新興国での実証事業は、資金・現地パートナー・規制の壁が同時に立ちはだかります。日本企業単独で踏み出すにはリスクが大きい取り組みです。令和7年度補正のグローバルサウス未来志向型共創等事業費補助金(大型実証 非ASEAN加盟国)は、日本企業がASEAN以外のグローバルサウス諸国で実証事業を行う費用を支援する国の大型事業です。募集はすでに終了しています。
対象はGX(クリーンエネルギー転換)・DX(デジタル技術活用)・経済安全保障のいずれかの分野で、「イノベーション創出につながる共創型」「日本の高度技術海外展開型」「サプライチェーン強靱化型」に該当する実証を行う本邦企業です。補助率は2分の1以内(中小企業は3分の2以内)、上限は下限5億円超で40億円という大型の枠組みでした。
グローバルサウス共創補助金の要点まとめ
| 項目 | 内容 |
|---|---|
| 申請者 | 事業者(本邦企業。中小企業は補助率で優遇) |
| 制度名 | 令和7年度補正グローバルサウス未来志向型共創等事業費補助金(大型実証 非ASEAN加盟国) |
| 対象業種 | 業種指定なし(GX・DX・経済安保分野の実証事業を行う企業) |
| 利用目的 | ASEAN以外のグローバルサウス諸国での大型実証事業の実施費用の補助 |
| 対象地域 | 全国(実証事業の実施先はASEAN以外のグローバルサウス諸国) |
| 従業員数 | 規定なし(中小企業は補助率2/3以内に優遇。大企業は1/2以内) |
| 補助上限額 | 40億円(下限は事業規模5億円超) |
| 補助率 | 2分の1以内(中小企業は3分の2以内) |
| 申請受付 | 終了(2026年6月30日まで) |
| 公式サイト | グローバルサウス未来志向型共創等事業費補助金ポータル(大型実証 非ASEAN加盟国) |

「下限5億円超」という規模感が意味すること
この補助金には、上限40億円だけでなく下限5億円超という条件があります。これは、中小企業が単発で使う設備投資型の補助金とは設計思想がまったく違うことを示しています。想定されているのは、複数年・複数拠点にまたがる大型の実証プロジェクトです。
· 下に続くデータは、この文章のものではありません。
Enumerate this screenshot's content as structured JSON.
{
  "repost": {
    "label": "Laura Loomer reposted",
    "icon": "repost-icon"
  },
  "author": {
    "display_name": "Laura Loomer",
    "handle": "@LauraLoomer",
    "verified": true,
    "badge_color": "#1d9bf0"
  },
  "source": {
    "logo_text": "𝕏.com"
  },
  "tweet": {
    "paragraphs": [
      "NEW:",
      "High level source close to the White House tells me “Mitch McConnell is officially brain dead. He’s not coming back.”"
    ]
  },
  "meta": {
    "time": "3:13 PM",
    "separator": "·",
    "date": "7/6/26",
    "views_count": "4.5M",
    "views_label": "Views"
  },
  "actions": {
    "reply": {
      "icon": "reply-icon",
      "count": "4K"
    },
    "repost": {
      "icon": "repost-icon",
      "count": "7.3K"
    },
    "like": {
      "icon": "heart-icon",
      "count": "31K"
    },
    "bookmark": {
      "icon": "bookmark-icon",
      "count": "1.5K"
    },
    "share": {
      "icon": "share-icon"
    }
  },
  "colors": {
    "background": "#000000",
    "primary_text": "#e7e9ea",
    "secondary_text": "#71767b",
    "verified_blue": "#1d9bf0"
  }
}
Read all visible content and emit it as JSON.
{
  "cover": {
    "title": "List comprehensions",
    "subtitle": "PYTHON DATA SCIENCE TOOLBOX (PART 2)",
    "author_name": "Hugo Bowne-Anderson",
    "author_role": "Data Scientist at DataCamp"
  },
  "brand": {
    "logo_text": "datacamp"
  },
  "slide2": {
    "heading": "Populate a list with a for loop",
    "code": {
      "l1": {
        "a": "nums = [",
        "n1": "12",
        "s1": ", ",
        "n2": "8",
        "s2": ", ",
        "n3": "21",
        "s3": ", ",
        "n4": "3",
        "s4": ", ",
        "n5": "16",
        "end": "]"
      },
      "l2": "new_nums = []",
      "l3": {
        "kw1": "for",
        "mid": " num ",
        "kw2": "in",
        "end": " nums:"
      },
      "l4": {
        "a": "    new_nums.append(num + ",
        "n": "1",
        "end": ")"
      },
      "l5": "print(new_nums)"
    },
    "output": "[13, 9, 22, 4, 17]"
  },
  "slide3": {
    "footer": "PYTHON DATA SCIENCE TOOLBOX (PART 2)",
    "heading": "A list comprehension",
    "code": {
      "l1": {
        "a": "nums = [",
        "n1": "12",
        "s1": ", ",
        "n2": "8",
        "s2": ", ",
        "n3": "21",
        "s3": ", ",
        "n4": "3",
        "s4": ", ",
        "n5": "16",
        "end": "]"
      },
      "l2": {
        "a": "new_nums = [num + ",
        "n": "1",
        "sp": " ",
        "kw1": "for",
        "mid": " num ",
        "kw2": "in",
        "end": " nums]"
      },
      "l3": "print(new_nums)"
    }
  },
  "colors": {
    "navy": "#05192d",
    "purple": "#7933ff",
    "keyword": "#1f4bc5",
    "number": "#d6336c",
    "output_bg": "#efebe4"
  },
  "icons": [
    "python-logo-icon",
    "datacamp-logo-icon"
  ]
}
一方で、同じグローバルサウス未来志向型共創等事業費補助金には「小規模実証・FS事業」という別枠も同時に公募されていました。実証の規模が小さい段階(フィージビリティスタディ)から始めたい企業は、この大型実証ではなく小規模実証・FS事業の枠を確認する必要があります。
3つの類型、どれに当てはまるか
| 類型 | 想定される取り組み |
|---|---|
| イノベーション創出につながる共創型 | 現地パートナーと共同で新しい価値を生み出す事業 |
| 日本の高度技術海外展開型 | 日本が強みを持つ技術を現地に展開する事業 |
| サプライチェーン強靱化型 | 経済安全保障の観点からサプライチェーンを強化する事業 |
自社の実証計画がどの類型に近いかによって、審査でアピールすべきポイントが変わります。
今から申請できるか
募集は2026年6月30日で終了しています。公式に確認できるのはここまでです。 グローバルサウス未来志向型共創等事業費補助金は、令和6年度補正・令和7年度補正と連続して実施されてきた実績があり、国の重点政策(グローバルサウス外交)と連動している事業のため、今後も同種の枠組みが継続される可能性は高いと考えられます。ただし次年度の予算措置・公募時期は現時点で予告されていません。
よくある質問
今から申請できますか?
できません。令和7年度補正分の募集は2026年6月30日で終了しています。次回の公募有無・時期は、経済産業省の公式ページで確認してください。
中小企業でも申請できますか?
対象になります。むしろ中小企業のほうが補助率は高く設定されており(3分の2以内)、大企業(2分の1以内)より優遇されています。
小規模な実証からでも申請できますか?
この「大型実証」の枠は下限5億円超が条件です。それより小規模な実証を検討している場合は、同時に公募されていた「小規模実証・FS事業」の枠を確認してください。